The best campaign

It was an absolute privilege to accept, on behalf of our members, the ACTU Campaign of the Year Award from Secretary Sally McManus and new President Michelle O’Neill at the ACTU Congress dinner in late July.

The award recognises the campaign the Union ran during 2017 and 2018 to secure the right to arbitration in an enterprise agreement (EA) covering the bulk of our membership, teachers and support staff in Catholic schools across 11 dioceses.

We did not set out to win an award. We set out to get the best possible conditions for our members locked into an enforceable EA and Work Practices Agreements (WPAs). It was however most gratifying and rewarding to have the work of our entire staff acknowledged by our peers.

Every union campaigns and every campaign is very different, modeled to suit the issues and the membership. For the IEU we found ourselves on constantly shifting ground, required to balance multiple facets simultaneously.

The award also recognises our members actively engaging with the Change the Rules fight when confronted with their own reality of the broken industrial laws which heavily favour employers. Remember that Catholic employers took to the courts to oppose our right to seek protected action ballots, pressing the Union to defend that right and win the case.

At issue was the absolute right to arbitrate disputes in relation to the EA or WPAs before the Fair Work Commission. It was ironic that we were in dispute with employers about how to settle disputes. While this remained a contested issue between us and the employers – negotiations on other aspects of the Union’s claim continued.
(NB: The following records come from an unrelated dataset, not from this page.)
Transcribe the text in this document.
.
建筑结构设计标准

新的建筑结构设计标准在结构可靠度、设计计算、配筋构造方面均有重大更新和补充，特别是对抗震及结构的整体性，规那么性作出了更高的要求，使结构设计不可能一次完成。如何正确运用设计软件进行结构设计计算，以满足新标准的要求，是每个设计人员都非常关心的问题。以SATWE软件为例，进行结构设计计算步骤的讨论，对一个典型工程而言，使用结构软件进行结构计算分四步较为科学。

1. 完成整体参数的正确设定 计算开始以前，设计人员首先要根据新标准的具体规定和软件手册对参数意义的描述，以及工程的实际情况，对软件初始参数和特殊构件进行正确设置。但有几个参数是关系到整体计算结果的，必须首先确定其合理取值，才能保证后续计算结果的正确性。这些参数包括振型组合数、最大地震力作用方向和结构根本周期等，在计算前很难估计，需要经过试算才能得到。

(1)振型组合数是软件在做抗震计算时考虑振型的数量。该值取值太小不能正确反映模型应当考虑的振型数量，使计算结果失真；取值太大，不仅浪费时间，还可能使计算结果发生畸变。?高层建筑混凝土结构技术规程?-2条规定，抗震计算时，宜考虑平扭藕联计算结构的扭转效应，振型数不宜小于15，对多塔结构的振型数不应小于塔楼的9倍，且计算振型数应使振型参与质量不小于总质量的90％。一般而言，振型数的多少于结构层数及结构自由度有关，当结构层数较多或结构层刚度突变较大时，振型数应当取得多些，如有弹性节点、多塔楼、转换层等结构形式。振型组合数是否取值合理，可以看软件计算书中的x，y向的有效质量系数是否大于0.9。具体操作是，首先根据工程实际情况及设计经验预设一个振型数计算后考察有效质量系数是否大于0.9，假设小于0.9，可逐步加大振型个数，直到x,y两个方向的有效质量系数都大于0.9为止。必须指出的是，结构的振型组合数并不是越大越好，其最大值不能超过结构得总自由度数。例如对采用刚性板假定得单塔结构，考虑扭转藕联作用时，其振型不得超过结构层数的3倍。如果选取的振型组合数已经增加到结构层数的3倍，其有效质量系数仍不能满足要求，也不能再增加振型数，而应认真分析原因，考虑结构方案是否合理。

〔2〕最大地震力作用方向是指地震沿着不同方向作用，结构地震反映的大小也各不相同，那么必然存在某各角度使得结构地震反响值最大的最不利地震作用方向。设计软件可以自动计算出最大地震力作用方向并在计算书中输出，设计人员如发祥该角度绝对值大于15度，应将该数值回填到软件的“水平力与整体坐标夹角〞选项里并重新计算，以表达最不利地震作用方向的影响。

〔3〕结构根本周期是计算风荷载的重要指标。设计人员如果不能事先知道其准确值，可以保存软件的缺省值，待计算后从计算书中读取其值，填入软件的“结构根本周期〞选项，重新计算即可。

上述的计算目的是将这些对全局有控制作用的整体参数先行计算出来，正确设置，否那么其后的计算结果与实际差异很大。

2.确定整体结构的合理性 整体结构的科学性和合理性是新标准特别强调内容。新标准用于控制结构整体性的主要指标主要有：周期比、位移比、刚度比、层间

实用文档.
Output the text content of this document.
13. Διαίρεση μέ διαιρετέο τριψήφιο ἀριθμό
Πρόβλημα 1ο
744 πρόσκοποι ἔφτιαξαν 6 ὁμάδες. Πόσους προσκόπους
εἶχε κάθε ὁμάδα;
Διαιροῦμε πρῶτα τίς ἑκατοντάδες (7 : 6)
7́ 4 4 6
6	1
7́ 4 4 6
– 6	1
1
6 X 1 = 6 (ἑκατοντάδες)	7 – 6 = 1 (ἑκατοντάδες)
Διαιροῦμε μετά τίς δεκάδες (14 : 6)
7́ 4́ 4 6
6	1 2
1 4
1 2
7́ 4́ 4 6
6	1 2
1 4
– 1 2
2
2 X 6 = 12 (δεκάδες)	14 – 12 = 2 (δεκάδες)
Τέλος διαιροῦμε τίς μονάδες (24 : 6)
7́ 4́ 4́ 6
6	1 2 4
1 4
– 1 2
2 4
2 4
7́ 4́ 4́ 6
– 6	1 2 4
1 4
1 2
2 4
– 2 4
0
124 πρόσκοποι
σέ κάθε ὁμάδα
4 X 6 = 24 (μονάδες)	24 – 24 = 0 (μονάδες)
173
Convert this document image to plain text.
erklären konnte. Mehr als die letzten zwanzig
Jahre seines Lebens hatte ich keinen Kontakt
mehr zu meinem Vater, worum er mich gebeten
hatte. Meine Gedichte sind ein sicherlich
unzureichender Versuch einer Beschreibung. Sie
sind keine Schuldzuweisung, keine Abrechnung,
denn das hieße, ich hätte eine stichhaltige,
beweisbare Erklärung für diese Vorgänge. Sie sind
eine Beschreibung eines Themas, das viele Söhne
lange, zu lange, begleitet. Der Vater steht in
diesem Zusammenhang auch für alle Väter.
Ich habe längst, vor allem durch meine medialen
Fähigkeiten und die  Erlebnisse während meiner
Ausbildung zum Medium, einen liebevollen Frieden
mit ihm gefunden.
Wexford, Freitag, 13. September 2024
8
Most members are not familiar with how disputes are resolved and the concept of either party referring a dispute to arbitration is difficult to grasp. Explaining this and its importance was the first challenge for Union officers. Countless delegates at ACTU Congress commented that: ’We’ve decided we won’t be having an umpire any more’ cartoon did that job exceptionally well.

Employers remain free to put their own proposals to a vote at any time during bargaining and to control the voting process. Clearly these rules need changing.

Our campaign relied on providing information and updates to members in all our usual ways, but also utilising communications we’d never used before. We absorbed an unprecedented number of chapter meetings, borrowed the resources of interstate colleagues, used our print publications effectively and harnessed local media. Frequent video updates, Facebook live, emails and SMS reminders became our weekly routine.

We had buttons, badges, stickers, t-shirts and banners but most of all we had the resolve and trust of our members. When Catholic employers, having failed to squash that resolve, took the extraordinary step of putting to the vote an EA without Union endorsement, our members crushed it with an 88% ‘no’ vote. The rest is history.

The current industrial laws are designed to provide obstacles to workers bargaining for enterprise agreements. They allow employers to avoid the prospect of protected industrial action, require a majority to vote in ballots for protected action through (mostly) archaic postal ballots and a majority to support the action.

Employers remain free to put their own proposals to a vote at any time during bargaining and to control the voting process. Clearly these rules need changing.

Despite every obstacle, every delay and bribe, IEU members throughout NSW and the ACT held their resolve and won the day. This ACTU award honours them.

While that campaign is behind us, we are yet to complete a major crusade we commenced in 2013, the battle for equal pay for our early childhood teacher members. Elsewhere in this issue are the stories of what we are seeking, how we are going about it and why we need to win this major court encounter.

The early childhood sector is almost entirely female dominated. Teachers can earn more than $30,000 pa less than teachers in other sectors. This is an argument for equal pay and the Union has to demonstrate to the Fair Work Commission (FWC) that early childhood teachers perform work of equal value to similar workers in male dominated industries.

Our case opened on 26 July, and is opposed by employers and others in the sector and will run for several weeks before the FWC gives a ruling later in the year. This is the finale to our Teachers R Teachers campaign, which included the launch of this case five years ago, as part of an ongoing action. While this will play out in a courtroom, it has seen enormous engagement from our early childhood members, many of whom have provided evidence and material to assist us to prove the point.

We have left no stone unturned in our quest to win pay equity for these members.